— Да, но это полиция. А судьи? Суды же независимы, — сказал писатель.
— Интеллигентские предрассудки, — возразил кораблестроитель. — Пора тебе знать, товарищ, что мы живем в классовом обществе. Официальная власть — орган для угнетения одного класса другим. И хотя власть богатства в государстве буржуазной демократии осуществляется косвенно, она тем не менее существует. Азбучная истина, товарищ!
— Ты говоришь, как по писаному. Но можно ведь представить себе, что датские судьи и в нынешней исключительной обстановке откажутся жертвовать своими земляками. Можно рассчитывать и на то, что буржуазные Судьи могут быть людьми справедливыми, что они уважают конституцию, как люди и как чиновники.
— Думаю, что немцы дали датскому высшему классу и его чиновникам желанный предлог забыть о конституции, — сказал кораблестроитель.
Дверь в ванную комнату с шумом раскрылась, и появился полицейский в белом летнем кителе, казавшемся Синим в этой камере.
—Эрик Эгон Хест! — выкрикнул он.
— Я, — ответил кораблестроитель.
— Оле Свенсен!
— Я, — отозвался моряк.
— Выходите!
— Прощайте, товарищи! Не падайте духом!
Кораблестроителя и моряка увели, дверь захлопнули и заперли. Через десять минут увели писателя и подсобного рабочего.
— Похоже на то, что мы останемся здесь вдвоем, — сказал столяр Мартину, — В каждой камере должно быть двое.
— Прекрасно. Мы сможем продолжать дискуссию.
— Карл Артур Бек! Мартин Торвальд Ольсен! — выкрикнул тюремщик. — Идите передо мной! Один за другим! Глаза опустить вниз! Не разговаривать!
Держа равнение в затылок, они вошли в большой зал с несколькими рядами галерей, связанных друг с другом железными лестницами. Шум стоял, как в механическом цехе.
— Сюда! Вверх по лестнице! Стоп!
Столяра заперли в камеру, захлопнув за ним дверь со страшным грохотом.
— Дальше! Здесь! Стоп! Лицом к двери!
Служитель отдавал команду, как будто Мартин был целым полком солдат. Камера № 32!
Мартина втолкнули в камеру и заперли дверь.
Маленький, толстенький человечек поднялся с деревянной табуретки и испытующе посмотрел на Мартина.
— Здравствуйте, — сказал Мартин, — Извините, что обеспокоил!

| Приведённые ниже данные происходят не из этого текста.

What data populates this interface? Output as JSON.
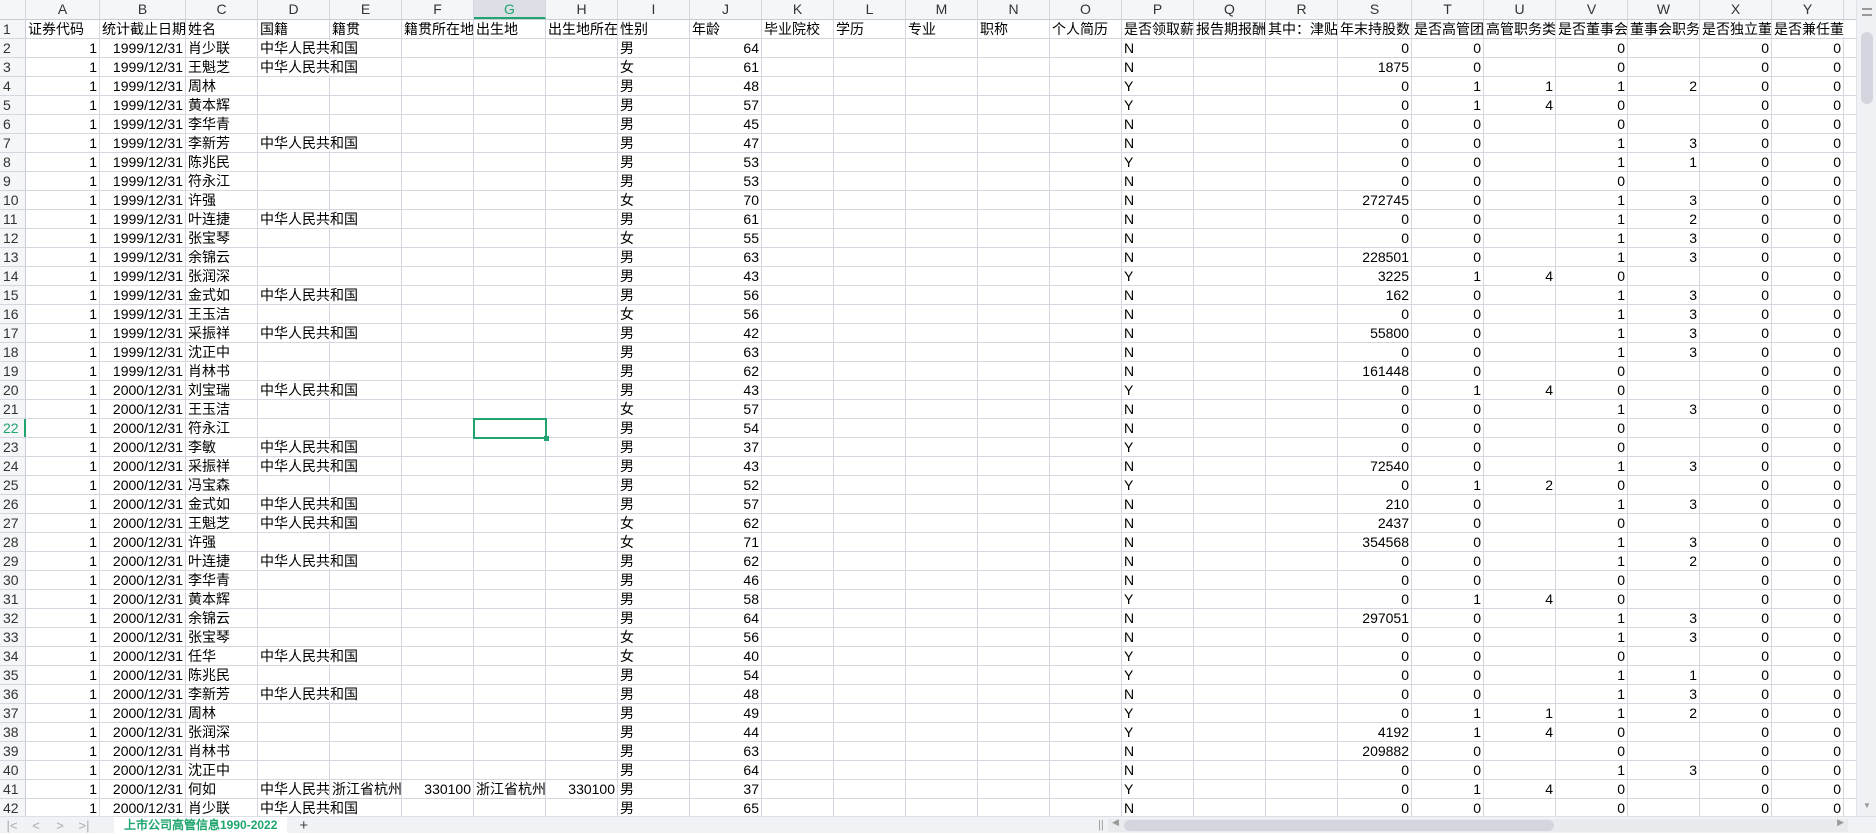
{
  "columns": [
    "A",
    "B",
    "C",
    "D",
    "E",
    "F",
    "G",
    "H",
    "I",
    "J",
    "K",
    "L",
    "M",
    "N",
    "O",
    "P",
    "Q",
    "R",
    "S",
    "T",
    "U",
    "V",
    "W",
    "X",
    "Y"
  ],
  "selected_cell": {
    "column": "G",
    "row": "22"
  },
  "header_row": [
    "证券代码",
    "统计截止日期",
    "姓名",
    "国籍",
    "籍贯",
    "籍贯所在地",
    "出生地",
    "出生地所在",
    "性别",
    "年龄",
    "毕业院校",
    "学历",
    "专业",
    "职称",
    "个人简历",
    "是否领取薪",
    "报告期报酬",
    "其中：津贴",
    "年末持股数",
    "是否高管团",
    "高管职务类",
    "是否董事会",
    "董事会职务",
    "是否独立董",
    "是否兼任董"
  ],
  "rows": [
    [
      "1",
      "1999/12/31",
      "肖少联",
      "中华人民共和国",
      "",
      "",
      "",
      "",
      "男",
      "64",
      "",
      "",
      "",
      "",
      "",
      "N",
      "",
      "",
      "0",
      "0",
      "",
      "0",
      "",
      "0",
      "0"
    ],
    [
      "1",
      "1999/12/31",
      "王魁芝",
      "中华人民共和国",
      "",
      "",
      "",
      "",
      "女",
      "61",
      "",
      "",
      "",
      "",
      "",
      "N",
      "",
      "",
      "1875",
      "0",
      "",
      "0",
      "",
      "0",
      "0"
    ],
    [
      "1",
      "1999/12/31",
      "周林",
      "",
      "",
      "",
      "",
      "",
      "男",
      "48",
      "",
      "",
      "",
      "",
      "",
      "Y",
      "",
      "",
      "0",
      "1",
      "1",
      "1",
      "2",
      "0",
      "0"
    ],
    [
      "1",
      "1999/12/31",
      "黄本辉",
      "",
      "",
      "",
      "",
      "",
      "男",
      "57",
      "",
      "",
      "",
      "",
      "",
      "Y",
      "",
      "",
      "0",
      "1",
      "4",
      "0",
      "",
      "0",
      "0"
    ],
    [
      "1",
      "1999/12/31",
      "李华青",
      "",
      "",
      "",
      "",
      "",
      "男",
      "45",
      "",
      "",
      "",
      "",
      "",
      "N",
      "",
      "",
      "0",
      "0",
      "",
      "0",
      "",
      "0",
      "0"
    ],
    [
      "1",
      "1999/12/31",
      "李新芳",
      "中华人民共和国",
      "",
      "",
      "",
      "",
      "男",
      "47",
      "",
      "",
      "",
      "",
      "",
      "N",
      "",
      "",
      "0",
      "0",
      "",
      "1",
      "3",
      "0",
      "0"
    ],
    [
      "1",
      "1999/12/31",
      "陈兆民",
      "",
      "",
      "",
      "",
      "",
      "男",
      "53",
      "",
      "",
      "",
      "",
      "",
      "Y",
      "",
      "",
      "0",
      "0",
      "",
      "1",
      "1",
      "0",
      "0"
    ],
    [
      "1",
      "1999/12/31",
      "符永江",
      "",
      "",
      "",
      "",
      "",
      "男",
      "53",
      "",
      "",
      "",
      "",
      "",
      "N",
      "",
      "",
      "0",
      "0",
      "",
      "0",
      "",
      "0",
      "0"
    ],
    [
      "1",
      "1999/12/31",
      "许强",
      "",
      "",
      "",
      "",
      "",
      "女",
      "70",
      "",
      "",
      "",
      "",
      "",
      "N",
      "",
      "",
      "272745",
      "0",
      "",
      "1",
      "3",
      "0",
      "0"
    ],
    [
      "1",
      "1999/12/31",
      "叶连捷",
      "中华人民共和国",
      "",
      "",
      "",
      "",
      "男",
      "61",
      "",
      "",
      "",
      "",
      "",
      "N",
      "",
      "",
      "0",
      "0",
      "",
      "1",
      "2",
      "0",
      "0"
    ],
    [
      "1",
      "1999/12/31",
      "张宝琴",
      "",
      "",
      "",
      "",
      "",
      "女",
      "55",
      "",
      "",
      "",
      "",
      "",
      "N",
      "",
      "",
      "0",
      "0",
      "",
      "1",
      "3",
      "0",
      "0"
    ],
    [
      "1",
      "1999/12/31",
      "余锦云",
      "",
      "",
      "",
      "",
      "",
      "男",
      "63",
      "",
      "",
      "",
      "",
      "",
      "N",
      "",
      "",
      "228501",
      "0",
      "",
      "1",
      "3",
      "0",
      "0"
    ],
    [
      "1",
      "1999/12/31",
      "张润深",
      "",
      "",
      "",
      "",
      "",
      "男",
      "43",
      "",
      "",
      "",
      "",
      "",
      "Y",
      "",
      "",
      "3225",
      "1",
      "4",
      "0",
      "",
      "0",
      "0"
    ],
    [
      "1",
      "1999/12/31",
      "金式如",
      "中华人民共和国",
      "",
      "",
      "",
      "",
      "男",
      "56",
      "",
      "",
      "",
      "",
      "",
      "N",
      "",
      "",
      "162",
      "0",
      "",
      "1",
      "3",
      "0",
      "0"
    ],
    [
      "1",
      "1999/12/31",
      "王玉洁",
      "",
      "",
      "",
      "",
      "",
      "女",
      "56",
      "",
      "",
      "",
      "",
      "",
      "N",
      "",
      "",
      "0",
      "0",
      "",
      "1",
      "3",
      "0",
      "0"
    ],
    [
      "1",
      "1999/12/31",
      "采振祥",
      "中华人民共和国",
      "",
      "",
      "",
      "",
      "男",
      "42",
      "",
      "",
      "",
      "",
      "",
      "N",
      "",
      "",
      "55800",
      "0",
      "",
      "1",
      "3",
      "0",
      "0"
    ],
    [
      "1",
      "1999/12/31",
      "沈正中",
      "",
      "",
      "",
      "",
      "",
      "男",
      "63",
      "",
      "",
      "",
      "",
      "",
      "N",
      "",
      "",
      "0",
      "0",
      "",
      "1",
      "3",
      "0",
      "0"
    ],
    [
      "1",
      "1999/12/31",
      "肖林书",
      "",
      "",
      "",
      "",
      "",
      "男",
      "62",
      "",
      "",
      "",
      "",
      "",
      "N",
      "",
      "",
      "161448",
      "0",
      "",
      "0",
      "",
      "0",
      "0"
    ],
    [
      "1",
      "2000/12/31",
      "刘宝瑞",
      "中华人民共和国",
      "",
      "",
      "",
      "",
      "男",
      "43",
      "",
      "",
      "",
      "",
      "",
      "Y",
      "",
      "",
      "0",
      "1",
      "4",
      "0",
      "",
      "0",
      "0"
    ],
    [
      "1",
      "2000/12/31",
      "王玉洁",
      "",
      "",
      "",
      "",
      "",
      "女",
      "57",
      "",
      "",
      "",
      "",
      "",
      "N",
      "",
      "",
      "0",
      "0",
      "",
      "1",
      "3",
      "0",
      "0"
    ],
    [
      "1",
      "2000/12/31",
      "符永江",
      "",
      "",
      "",
      "",
      "",
      "男",
      "54",
      "",
      "",
      "",
      "",
      "",
      "N",
      "",
      "",
      "0",
      "0",
      "",
      "0",
      "",
      "0",
      "0"
    ],
    [
      "1",
      "2000/12/31",
      "李敏",
      "中华人民共和国",
      "",
      "",
      "",
      "",
      "男",
      "37",
      "",
      "",
      "",
      "",
      "",
      "Y",
      "",
      "",
      "0",
      "0",
      "",
      "0",
      "",
      "0",
      "0"
    ],
    [
      "1",
      "2000/12/31",
      "采振祥",
      "中华人民共和国",
      "",
      "",
      "",
      "",
      "男",
      "43",
      "",
      "",
      "",
      "",
      "",
      "N",
      "",
      "",
      "72540",
      "0",
      "",
      "1",
      "3",
      "0",
      "0"
    ],
    [
      "1",
      "2000/12/31",
      "冯宝森",
      "",
      "",
      "",
      "",
      "",
      "男",
      "52",
      "",
      "",
      "",
      "",
      "",
      "Y",
      "",
      "",
      "0",
      "1",
      "2",
      "0",
      "",
      "0",
      "0"
    ],
    [
      "1",
      "2000/12/31",
      "金式如",
      "中华人民共和国",
      "",
      "",
      "",
      "",
      "男",
      "57",
      "",
      "",
      "",
      "",
      "",
      "N",
      "",
      "",
      "210",
      "0",
      "",
      "1",
      "3",
      "0",
      "0"
    ],
    [
      "1",
      "2000/12/31",
      "王魁芝",
      "中华人民共和国",
      "",
      "",
      "",
      "",
      "女",
      "62",
      "",
      "",
      "",
      "",
      "",
      "N",
      "",
      "",
      "2437",
      "0",
      "",
      "0",
      "",
      "0",
      "0"
    ],
    [
      "1",
      "2000/12/31",
      "许强",
      "",
      "",
      "",
      "",
      "",
      "女",
      "71",
      "",
      "",
      "",
      "",
      "",
      "N",
      "",
      "",
      "354568",
      "0",
      "",
      "1",
      "3",
      "0",
      "0"
    ],
    [
      "1",
      "2000/12/31",
      "叶连捷",
      "中华人民共和国",
      "",
      "",
      "",
      "",
      "男",
      "62",
      "",
      "",
      "",
      "",
      "",
      "N",
      "",
      "",
      "0",
      "0",
      "",
      "1",
      "2",
      "0",
      "0"
    ],
    [
      "1",
      "2000/12/31",
      "李华青",
      "",
      "",
      "",
      "",
      "",
      "男",
      "46",
      "",
      "",
      "",
      "",
      "",
      "N",
      "",
      "",
      "0",
      "0",
      "",
      "0",
      "",
      "0",
      "0"
    ],
    [
      "1",
      "2000/12/31",
      "黄本辉",
      "",
      "",
      "",
      "",
      "",
      "男",
      "58",
      "",
      "",
      "",
      "",
      "",
      "Y",
      "",
      "",
      "0",
      "1",
      "4",
      "0",
      "",
      "0",
      "0"
    ],
    [
      "1",
      "2000/12/31",
      "余锦云",
      "",
      "",
      "",
      "",
      "",
      "男",
      "64",
      "",
      "",
      "",
      "",
      "",
      "N",
      "",
      "",
      "297051",
      "0",
      "",
      "1",
      "3",
      "0",
      "0"
    ],
    [
      "1",
      "2000/12/31",
      "张宝琴",
      "",
      "",
      "",
      "",
      "",
      "女",
      "56",
      "",
      "",
      "",
      "",
      "",
      "N",
      "",
      "",
      "0",
      "0",
      "",
      "1",
      "3",
      "0",
      "0"
    ],
    [
      "1",
      "2000/12/31",
      "任华",
      "中华人民共和国",
      "",
      "",
      "",
      "",
      "女",
      "40",
      "",
      "",
      "",
      "",
      "",
      "Y",
      "",
      "",
      "0",
      "0",
      "",
      "0",
      "",
      "0",
      "0"
    ],
    [
      "1",
      "2000/12/31",
      "陈兆民",
      "",
      "",
      "",
      "",
      "",
      "男",
      "54",
      "",
      "",
      "",
      "",
      "",
      "Y",
      "",
      "",
      "0",
      "0",
      "",
      "1",
      "1",
      "0",
      "0"
    ],
    [
      "1",
      "2000/12/31",
      "李新芳",
      "中华人民共和国",
      "",
      "",
      "",
      "",
      "男",
      "48",
      "",
      "",
      "",
      "",
      "",
      "N",
      "",
      "",
      "0",
      "0",
      "",
      "1",
      "3",
      "0",
      "0"
    ],
    [
      "1",
      "2000/12/31",
      "周林",
      "",
      "",
      "",
      "",
      "",
      "男",
      "49",
      "",
      "",
      "",
      "",
      "",
      "Y",
      "",
      "",
      "0",
      "1",
      "1",
      "1",
      "2",
      "0",
      "0"
    ],
    [
      "1",
      "2000/12/31",
      "张润深",
      "",
      "",
      "",
      "",
      "",
      "男",
      "44",
      "",
      "",
      "",
      "",
      "",
      "Y",
      "",
      "",
      "4192",
      "1",
      "4",
      "0",
      "",
      "0",
      "0"
    ],
    [
      "1",
      "2000/12/31",
      "肖林书",
      "",
      "",
      "",
      "",
      "",
      "男",
      "63",
      "",
      "",
      "",
      "",
      "",
      "N",
      "",
      "",
      "209882",
      "0",
      "",
      "0",
      "",
      "0",
      "0"
    ],
    [
      "1",
      "2000/12/31",
      "沈正中",
      "",
      "",
      "",
      "",
      "",
      "男",
      "64",
      "",
      "",
      "",
      "",
      "",
      "N",
      "",
      "",
      "0",
      "0",
      "",
      "1",
      "3",
      "0",
      "0"
    ],
    [
      "1",
      "2000/12/31",
      "何如",
      "中华人民共和国",
      "浙江省杭州",
      "330100",
      "浙江省杭州",
      "330100",
      "男",
      "37",
      "",
      "",
      "",
      "",
      "",
      "Y",
      "",
      "",
      "0",
      "1",
      "4",
      "0",
      "",
      "0",
      "0"
    ],
    [
      "1",
      "2000/12/31",
      "肖少联",
      "中华人民共和国",
      "",
      "",
      "",
      "",
      "男",
      "65",
      "",
      "",
      "",
      "",
      "",
      "N",
      "",
      "",
      "0",
      "0",
      "",
      "0",
      "",
      "0",
      "0"
    ]
  ],
  "sheet_tabs": [
    {
      "label": "上市公司高管信息1990-2022",
      "active": true
    }
  ],
  "add_sheet_label": "+",
  "nav": {
    "first": "|<",
    "prev": "<",
    "next": ">",
    "last": ">|"
  },
  "colors": {
    "accent": "#1fa56d",
    "grid": "#d4d7e0",
    "header_bg": "#f5f6f8"
  }
}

— Никоим образом. Добро пожаловать. Пожалуйста, садитесь! Здесь, к сожалению, одна табуретка, но мы можем сидеть по очереди. Меня зовут Мадс Рам.
— Меня — Мартин Ольсен. Я рад, что наконец могу поговорить с адвокатом.
— Гм. Разве мы встречались раньше?
— Нет. Но я знаю тебя по газетам.
Адвоката Мадса Рама узнать было легко. Характерная голова с большим выпуклым лбом и умные живые глаза. Он был известен как защитник по политическим делам и как автор статей в «Арбейдербладет».
— Я читал твой фельетон «Черные силы».
— Да-а, было такое дело! Пройдет немалый срок, прежде чем мы снова сможем развлекаться подобными вещами. Но действительность сейчас более волнующа, чем какой-либо роман. Не правда ли?
— Правда!
— Я слышу, что ты не копенгагенец, откуда ты?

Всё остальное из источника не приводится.